English is widely spoken – at least there’s the impression that it is well received in school as I have seen none of the usual language school flyers. Buying an SD card for my camera, both assistants strike up a coherent conversation. Looking around I can imagine that a language has to be the best investment for a Romanian. Their own language lends itself to an understanding of French or Italian so with the addition of some basic English, I’m sure they can get by just about anywhere. And from the 1st of January 2007, I’m sure they probably will; from holding a paltry 1 million passports 3 years ago, 6 million have been issued in the last year alone.

Stopping off at a rather grand bookshop I get caught by a table strewn with sepia copies of photos of the old days – astrakhan toting dignitaries in their carriages, fierce looking (Kazakis?) on horseback and clusters of awkward village girls in traditional dress. Black and white oilfield scenes remind of a time when oil made its first big boom in these parts in the early years of the 20th century. Today LUKOIL declares flashing neon dominance from every other rooftop. I buy a couple of road maps and would happily head out of Bucharest right now. Browsing through coffee table format tourist books about Romania, one could be forgiven for thinking that their pages were drawn from several countries such is the variety of not only buildings (churches, monasteries, castles and keeps) but landscapes. From the reedy mud flats of the Danube estuary to the snow clad cliffs of the Carpathians to the almost Swiss pastoral views of haystacks and herds. So much to see and Bucharest lacks magnetism. Actually it lacks soul more than anything.

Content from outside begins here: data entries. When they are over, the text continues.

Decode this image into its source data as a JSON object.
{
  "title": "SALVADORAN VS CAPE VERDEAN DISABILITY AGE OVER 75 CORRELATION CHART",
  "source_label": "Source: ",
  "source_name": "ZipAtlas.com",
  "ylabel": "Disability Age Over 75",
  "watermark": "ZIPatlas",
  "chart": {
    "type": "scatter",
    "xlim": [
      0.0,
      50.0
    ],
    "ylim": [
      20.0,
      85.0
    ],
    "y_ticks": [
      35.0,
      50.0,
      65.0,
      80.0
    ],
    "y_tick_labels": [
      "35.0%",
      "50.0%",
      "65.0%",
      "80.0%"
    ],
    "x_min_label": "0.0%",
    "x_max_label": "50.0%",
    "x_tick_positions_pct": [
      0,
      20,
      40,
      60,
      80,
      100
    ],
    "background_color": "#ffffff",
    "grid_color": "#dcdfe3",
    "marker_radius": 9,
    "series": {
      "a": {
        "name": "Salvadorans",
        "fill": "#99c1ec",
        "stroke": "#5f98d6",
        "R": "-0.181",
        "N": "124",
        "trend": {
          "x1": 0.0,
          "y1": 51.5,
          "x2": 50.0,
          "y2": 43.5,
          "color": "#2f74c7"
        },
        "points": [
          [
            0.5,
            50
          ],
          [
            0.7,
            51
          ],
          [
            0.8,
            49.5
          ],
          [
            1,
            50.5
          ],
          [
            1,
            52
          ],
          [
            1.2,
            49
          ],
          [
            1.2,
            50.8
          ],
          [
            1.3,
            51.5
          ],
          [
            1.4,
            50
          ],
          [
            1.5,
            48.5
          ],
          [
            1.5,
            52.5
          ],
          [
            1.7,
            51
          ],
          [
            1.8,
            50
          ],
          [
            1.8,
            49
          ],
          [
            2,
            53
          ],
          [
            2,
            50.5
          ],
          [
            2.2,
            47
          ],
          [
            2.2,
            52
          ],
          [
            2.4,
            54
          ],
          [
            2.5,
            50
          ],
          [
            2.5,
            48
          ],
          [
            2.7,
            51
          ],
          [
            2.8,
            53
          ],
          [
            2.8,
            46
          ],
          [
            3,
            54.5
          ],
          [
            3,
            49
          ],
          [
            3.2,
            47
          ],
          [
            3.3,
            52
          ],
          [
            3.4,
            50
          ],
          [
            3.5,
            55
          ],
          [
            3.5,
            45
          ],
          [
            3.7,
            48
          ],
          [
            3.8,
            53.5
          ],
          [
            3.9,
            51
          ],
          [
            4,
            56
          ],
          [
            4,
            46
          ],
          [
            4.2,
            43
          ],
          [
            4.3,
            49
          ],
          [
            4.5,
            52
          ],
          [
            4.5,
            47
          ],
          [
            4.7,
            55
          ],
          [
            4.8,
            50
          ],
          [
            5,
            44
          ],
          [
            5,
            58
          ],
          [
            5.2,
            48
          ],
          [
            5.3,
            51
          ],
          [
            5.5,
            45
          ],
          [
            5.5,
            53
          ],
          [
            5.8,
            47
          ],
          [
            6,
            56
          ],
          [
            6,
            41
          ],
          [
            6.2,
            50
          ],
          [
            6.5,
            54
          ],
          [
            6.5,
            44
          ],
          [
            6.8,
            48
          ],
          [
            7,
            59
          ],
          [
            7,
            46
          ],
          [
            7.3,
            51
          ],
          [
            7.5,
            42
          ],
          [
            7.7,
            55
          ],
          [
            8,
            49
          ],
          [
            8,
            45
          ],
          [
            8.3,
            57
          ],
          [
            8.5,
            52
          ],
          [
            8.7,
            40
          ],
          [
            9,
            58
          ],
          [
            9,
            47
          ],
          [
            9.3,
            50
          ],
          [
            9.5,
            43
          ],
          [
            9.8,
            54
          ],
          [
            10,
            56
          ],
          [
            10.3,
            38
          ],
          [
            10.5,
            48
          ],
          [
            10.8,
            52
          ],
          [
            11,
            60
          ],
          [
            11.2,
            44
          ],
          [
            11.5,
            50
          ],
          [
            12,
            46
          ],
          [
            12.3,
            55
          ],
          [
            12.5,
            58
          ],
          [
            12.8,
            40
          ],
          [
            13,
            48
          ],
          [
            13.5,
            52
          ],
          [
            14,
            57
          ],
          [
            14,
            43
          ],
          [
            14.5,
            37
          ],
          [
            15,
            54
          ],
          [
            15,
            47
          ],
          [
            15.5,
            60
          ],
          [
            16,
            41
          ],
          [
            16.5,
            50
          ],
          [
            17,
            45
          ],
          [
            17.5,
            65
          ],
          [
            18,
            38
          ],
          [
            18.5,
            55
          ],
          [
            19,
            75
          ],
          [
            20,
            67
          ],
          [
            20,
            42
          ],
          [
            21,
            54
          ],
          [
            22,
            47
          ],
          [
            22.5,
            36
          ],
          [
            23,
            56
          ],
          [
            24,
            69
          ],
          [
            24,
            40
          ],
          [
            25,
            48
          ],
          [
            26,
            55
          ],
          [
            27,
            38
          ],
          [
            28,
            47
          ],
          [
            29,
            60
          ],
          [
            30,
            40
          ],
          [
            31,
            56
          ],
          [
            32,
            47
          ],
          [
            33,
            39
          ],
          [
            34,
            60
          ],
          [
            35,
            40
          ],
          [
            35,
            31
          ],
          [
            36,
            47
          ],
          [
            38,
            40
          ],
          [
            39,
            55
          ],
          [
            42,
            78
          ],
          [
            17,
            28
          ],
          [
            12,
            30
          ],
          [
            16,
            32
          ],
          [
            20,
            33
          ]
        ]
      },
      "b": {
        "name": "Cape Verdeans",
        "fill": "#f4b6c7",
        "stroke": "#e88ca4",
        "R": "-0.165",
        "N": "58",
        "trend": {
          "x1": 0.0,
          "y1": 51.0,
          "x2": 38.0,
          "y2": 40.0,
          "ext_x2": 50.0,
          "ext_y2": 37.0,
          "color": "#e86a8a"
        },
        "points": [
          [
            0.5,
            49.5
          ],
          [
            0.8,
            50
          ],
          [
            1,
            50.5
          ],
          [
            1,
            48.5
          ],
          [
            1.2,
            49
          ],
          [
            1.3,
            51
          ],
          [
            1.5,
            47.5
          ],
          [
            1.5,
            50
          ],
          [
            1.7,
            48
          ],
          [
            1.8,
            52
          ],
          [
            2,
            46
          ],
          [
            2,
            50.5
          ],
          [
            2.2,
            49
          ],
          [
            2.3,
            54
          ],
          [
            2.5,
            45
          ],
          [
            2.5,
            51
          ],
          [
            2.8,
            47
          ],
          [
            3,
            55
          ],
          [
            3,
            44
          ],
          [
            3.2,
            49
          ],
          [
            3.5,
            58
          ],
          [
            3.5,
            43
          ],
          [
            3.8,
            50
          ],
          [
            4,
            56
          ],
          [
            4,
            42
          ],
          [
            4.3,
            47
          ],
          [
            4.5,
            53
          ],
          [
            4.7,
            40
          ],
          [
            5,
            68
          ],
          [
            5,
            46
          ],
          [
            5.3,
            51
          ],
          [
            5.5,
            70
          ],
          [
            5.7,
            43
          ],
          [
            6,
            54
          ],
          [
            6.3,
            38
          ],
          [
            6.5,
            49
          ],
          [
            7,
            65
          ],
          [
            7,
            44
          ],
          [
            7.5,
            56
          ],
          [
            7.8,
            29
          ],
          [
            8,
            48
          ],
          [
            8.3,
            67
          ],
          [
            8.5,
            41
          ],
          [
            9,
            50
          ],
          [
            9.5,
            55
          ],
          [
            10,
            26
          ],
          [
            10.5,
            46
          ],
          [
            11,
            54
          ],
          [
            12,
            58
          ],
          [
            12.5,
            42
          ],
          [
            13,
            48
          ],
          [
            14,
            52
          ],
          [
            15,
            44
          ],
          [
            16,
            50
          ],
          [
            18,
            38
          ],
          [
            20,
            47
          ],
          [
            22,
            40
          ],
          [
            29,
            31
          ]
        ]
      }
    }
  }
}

By now it’s dark on the street and I follow my steps back north towards the hotel. Preparations for tommorrow’s big party have lost none of their tempo. Earlier in the day the city’s narrow streets were echoing to sound checks, break dancers polishing their routines, lighting engineers talking excitedly into their walky-talkies and dangling climbers trying to get huge EU flags to stay stuck to the wall of yet another government building. As night fell the city returned to some semblance of calm only to have the sky slashed by lasers and enormous searchlights. The blue and yellow of an electronic Brussels flash across the heavens. Whole buildings are painted in light and the stage lights blind passersby as the now half frozen and grumpy light engineers add the finishing adjustments to their earlier efforts.